Isn't it strange how the new year discombobulates everything-how somewhere in the transition from gift-wrapping to going back to school, you lose your owner's manual? Important line items from the family calendar go unnoticed, apps disappear from your i-phone, you discontinue your flossing membership, and then...one night in late January, you wake up in a cold sweat, remembering...YOUR BLOG! Is it just me, or does Christmas feel like forever ago and yesterday all at once? And what have I been doing since then? I'm pretty sure I didn't make any resolutions, but...I've must have been up to something. Now, for my over-achieving readers, those who own Tupperware designed for storing wreaths, y'all can go ahead and stop reading now-because the remainder of this post may cause you to break out in hives. But then again, it's Monday-you're not reading blogs!

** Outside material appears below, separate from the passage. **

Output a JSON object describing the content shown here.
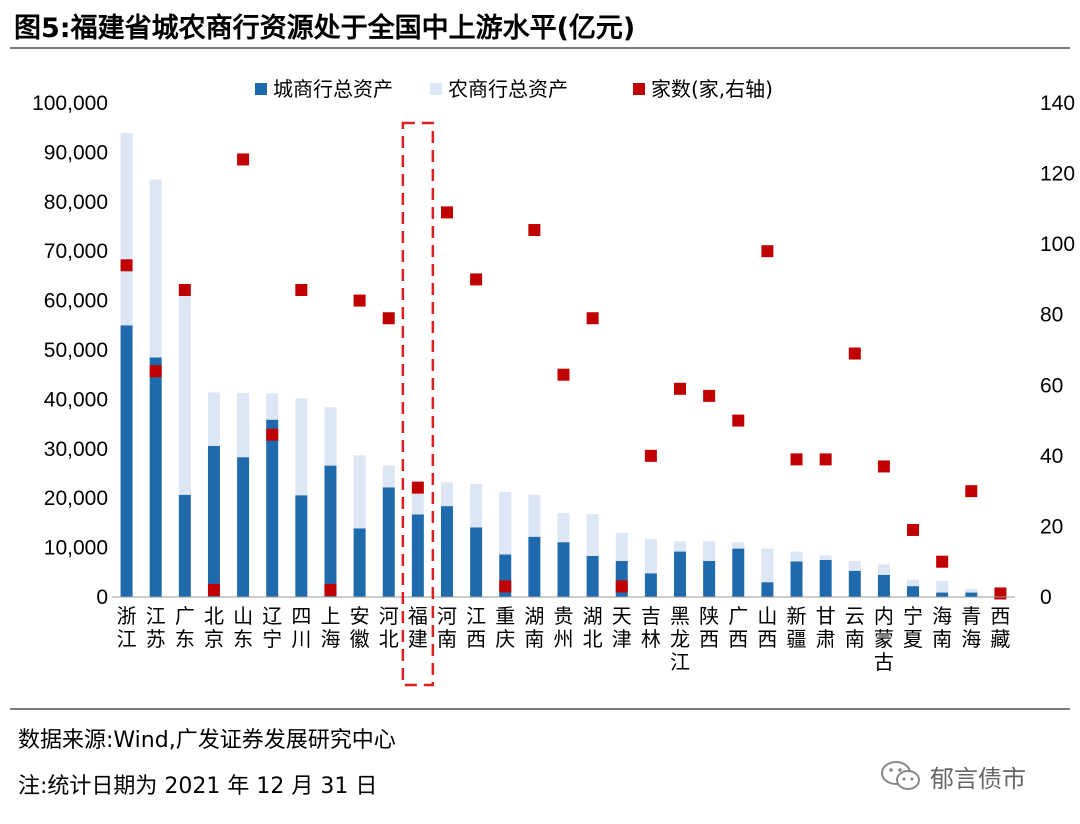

You're on treadmills with built-in crockpots, returning phone calls in alphabetical order.
Yesterday, after the children had been bedded down for the evening with more stories than really necessary, along with lullabies sung from the stairwell, and two goodnight gummy huevos rancheros saved from the stocking loot pile, I sat down with my sweet husband and said that people, since the beginning of circus-kind, have referenced balls in the air as a way to express their industry, or zeal, as in, "Man, I gotalotta balls in the air right now", after which everyone usually nods conspiratorially. Except for me. You see, I come from a line of jugglers. And by line, I mean my father can juggle to beat the band, and he used to, on occasion, drive a clown car. He also had an awesome Afro wig that I liked to wear with my grass skirt and kukui nut necklace, but that's another story. My point is, I can't juggle. And I have tried. Once, in college, while enrolled in a Kinesiology course, I completed a project on juggling, specifically juggling practice and its psychological relationship to performance in the sport. I had an ENTIRE semester's worth of time and microfiche to develop a teaching method, practice schedule, and, ideally, a knock-out juggling routine. Well, forget flash, or ball cascade-I never made it to the exchange. Stuck on "throw and catch", I was. With two balls. I'm sure they have a name for this kind of temperament, and yes, that's helpful, but for purposes of one-upping all those busy jugglers who've so deftly managed to keep their globes in the air, allow me to wallow, if only for a moment. My balls are on the ground, at my feet. I tossed them and they fell--no, I dropped them, or didn't see them coming, and, then, out of nowhere,while I was wondering what to do about all the balls, I think some more fell from the sky. And now I'm in a ball pit at Chuck E. Cheese, and I'm 32 years old and I don't have enough tickets for even the smallest of kazoos. Shoot.
I suppose that understanding this has inherent value. Like, I know that when I write, I can't listen to music with lyrics, even though I REALLy want to, because the part of my brain that churns out words will get hung up on the song, and the singer, and how maybe I should download this from iTunes, or how that one time, when I was making a mix-tape in high school and I put this song on special and then I couldn't get it to record and I was late for school for the LAST time and had to come in on Saturday and clean with the custodians. And how weird it was that they gave me a pink feather duster, and then I'll think, hey, whatever happened to that janitor....and then, something will snap me back to reality and I'll finish my train of thought, but, having lost some momentum, I'll probably have to delete a few lines. Basically, that book, If You Give a Mouse a Cookie, is my life. I mean, let's just get it out there: Laura Numeroff is only a few editions away from If You Give a Mouse a Ritalin, which, trust me, will seem quite abbreviated. The mouse will get the drugs and immediately start cleaning your tub grout with a bleach-soaked Q-tip, the end. And I, eventually, will hunker down, like always, and start checking things off, taking twice as long to do half as much because every time the phone rings or dryer buzzes, each rustle of a branch against the window or car turning in the cul-de-sac arrests my attention in its tracks. I know, I sound crazy-but to be clear, I don't need special considerations or pats on the head. I just need to know myself, and I do. And what is this website, if not an insight into my soul? All this to say, yes, transition has upended me again, again, but there will always be distractions, and duties, and my desire has stopped being for these things to be airborne, for me to be an acrobat with a blue ribbon in beguiling my DayTimer. Instead of juggling my way out of the pit, I can wade through the mess of colors, root through the pile for what's essential, and carry it in my arms. Blog post-check.